My main problem is my anxiety. It manifests in a number of ways but most frequently it's a barrage of thoughts and fears that I just can't shake, usually about things that could be defined as "irrational", although I really don't like that word. I'm trying to finish my PhD at the moment, and there are also some ongoing family illnesses which cause a lot of emotional problems for my mum in particular. But although those things are worrying they don't occupy my mind as much as other things, like worrying about going on holiday, leaving my pets for so long, family members being in a car accident, perhaps things I can't control?

I'm constantly analysing and overthinking everything and it would just be so nice to be able to talk about this stuff with people who get it. I'm also a really caring, supportive person so I'd love to be able to help other people if I can! So, hi! :)

venusbluejeans
02-09-17, 21:19
Hiya Kloren and welcome to NMP :welcome:

Why not take a look at our articles on our home page, they contain a wealth of information and are a great starting place for your time on the forum.

I hope you find the as site helpful and informative as I have and that you get the help and support you need here and hope that you meet a few friends along the way :yesyes:

J-UK
10-09-17, 16:42
Hi Kloren.

I'm new here too, welcome aboard.

I can totally relate to the "over thinking everything". My thoughts tend to centre on how I assume others perceive me, mainly negatively of course, as I have low self worth/ low self confidence. I know how frustrating it can be to have an irrational thought, know it's irrational, yet still find it impossible to move on from it.

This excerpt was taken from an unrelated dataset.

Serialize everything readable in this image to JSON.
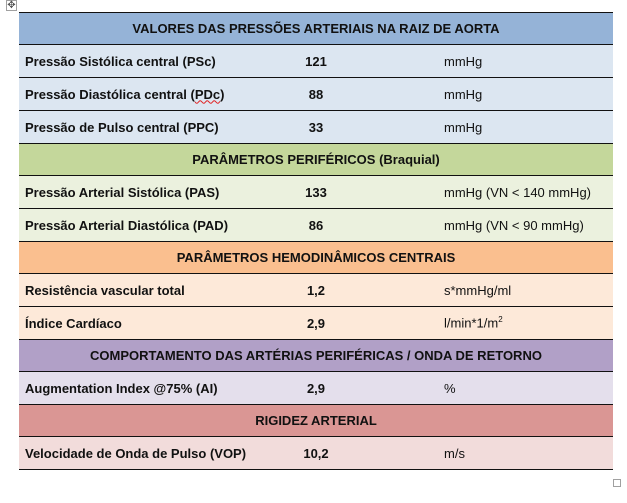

Like you I had suffered with depression in the past but have overcome that on the whole. The only time I fall into a low mood now is if I've gone through something that's made me feel anxious and useless... normally my face has flushed for no reasonable reason during a perfectly normal conversation and I've started sweating and had to escape asap.

I'm hoping this forum can be a bit of a breathing space to chat to people that can understand me a bit better and I hope you find the same :)

It's good that even with all your struggles you've pushed through to nearly complete your PhD! That's a big achievement.